CHICAGO (CBS)--People living on a Ukrainian Village street say the city erroneously gave them parking tickets Thursday, and this is the second time it's happened on their block in the past two weeks.

The signs on the 2300 block of West Ohio Street warn drivers of a permit parking-only zone, as of April 29.

But Andrea Crudder said, just last week, the staff at Alderman Roberto Maldonado's office told her she didn't have to worry about the new parking plan--signs or no signs--thanks to a neighborhood petition.

"Because they received enough signatures, over 50 percent (of residents on the block), to warrant the sign being taken down," Crudder said.

Imagine Crudder's surprise when, on Thursday, just days after that phone call, she found parking tickets on her car, her husband's car, and more than a dozen other cars on the block.

Nick Beren, one of Crudder's neighbors, said he took his ticket into Alderman Maldonado's office and showed the staff.

"She says, 'you weren't supposed to get no tickets,'" Beren said. "We don't know the reason why they did it again."

Back on April 18, before the residents submitted their petition, an officer accidentally ticketed cars on that same block more than a week before the new rule was even supposed to go into effect on the 29th.

Chicago police said drivers could reach out to the 12th District to get those tickets voided, but Thursday's tickets came from the City of Chicago Department of Finance--not CPD.

"Somebody made a mistake," Beren said. "They (the alderman's office) took the ticket and said the alderman's office is going to take care of it for us."

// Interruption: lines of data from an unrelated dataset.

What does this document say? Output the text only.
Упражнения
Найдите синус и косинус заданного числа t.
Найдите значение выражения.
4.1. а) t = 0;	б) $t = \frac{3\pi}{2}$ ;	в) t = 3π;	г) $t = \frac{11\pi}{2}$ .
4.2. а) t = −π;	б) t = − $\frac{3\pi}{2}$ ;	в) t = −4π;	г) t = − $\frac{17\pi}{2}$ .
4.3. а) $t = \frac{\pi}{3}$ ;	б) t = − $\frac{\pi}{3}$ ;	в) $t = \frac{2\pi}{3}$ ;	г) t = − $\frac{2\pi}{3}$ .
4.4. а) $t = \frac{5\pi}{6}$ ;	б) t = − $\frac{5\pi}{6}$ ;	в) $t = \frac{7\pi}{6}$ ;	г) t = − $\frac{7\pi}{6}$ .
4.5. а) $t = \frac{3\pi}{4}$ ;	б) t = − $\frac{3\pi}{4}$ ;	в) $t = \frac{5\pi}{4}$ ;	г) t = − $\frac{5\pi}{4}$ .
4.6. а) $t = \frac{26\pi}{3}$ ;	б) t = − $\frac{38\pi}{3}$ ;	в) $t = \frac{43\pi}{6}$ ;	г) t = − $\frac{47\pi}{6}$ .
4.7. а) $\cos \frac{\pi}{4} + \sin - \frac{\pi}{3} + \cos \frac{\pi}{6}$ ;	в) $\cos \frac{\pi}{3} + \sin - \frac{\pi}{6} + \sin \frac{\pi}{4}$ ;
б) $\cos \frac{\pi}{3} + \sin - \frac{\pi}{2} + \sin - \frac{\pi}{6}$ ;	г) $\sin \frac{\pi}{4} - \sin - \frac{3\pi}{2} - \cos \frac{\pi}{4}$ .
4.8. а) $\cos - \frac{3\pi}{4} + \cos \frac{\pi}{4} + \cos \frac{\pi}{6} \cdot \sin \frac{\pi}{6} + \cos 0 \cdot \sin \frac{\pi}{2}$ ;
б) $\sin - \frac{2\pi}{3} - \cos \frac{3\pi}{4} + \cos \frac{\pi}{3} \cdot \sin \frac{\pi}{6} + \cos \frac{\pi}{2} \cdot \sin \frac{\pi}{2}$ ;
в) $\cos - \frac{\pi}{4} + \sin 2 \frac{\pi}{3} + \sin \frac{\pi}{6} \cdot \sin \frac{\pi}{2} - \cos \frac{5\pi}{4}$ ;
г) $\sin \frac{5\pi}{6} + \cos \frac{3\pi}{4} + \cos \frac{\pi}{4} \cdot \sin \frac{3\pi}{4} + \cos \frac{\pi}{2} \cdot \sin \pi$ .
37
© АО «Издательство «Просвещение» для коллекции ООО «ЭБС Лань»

In an email to CBS 2, the city's finance department said they were looking into what happened.

Crudder said the alderman's office also told her yesterday to bring in her tickets and a staff member would work on it.

"It's extremely frustrating," she said. "Once again, taking people's time to have to fight this ticket and go through the bureaucracy of getting the ticket removed."

"I guess they are trying to do their job," Beren said. "But they don't know what job they're suppposed to be doing."

A staff member at Alderman Maldonado's office told CBS 2 that people will not have to pay the tickets from Thursday if they bring them in to the office. She said the alderman and his staff are working to get the permit parking signs removed as soon as possible.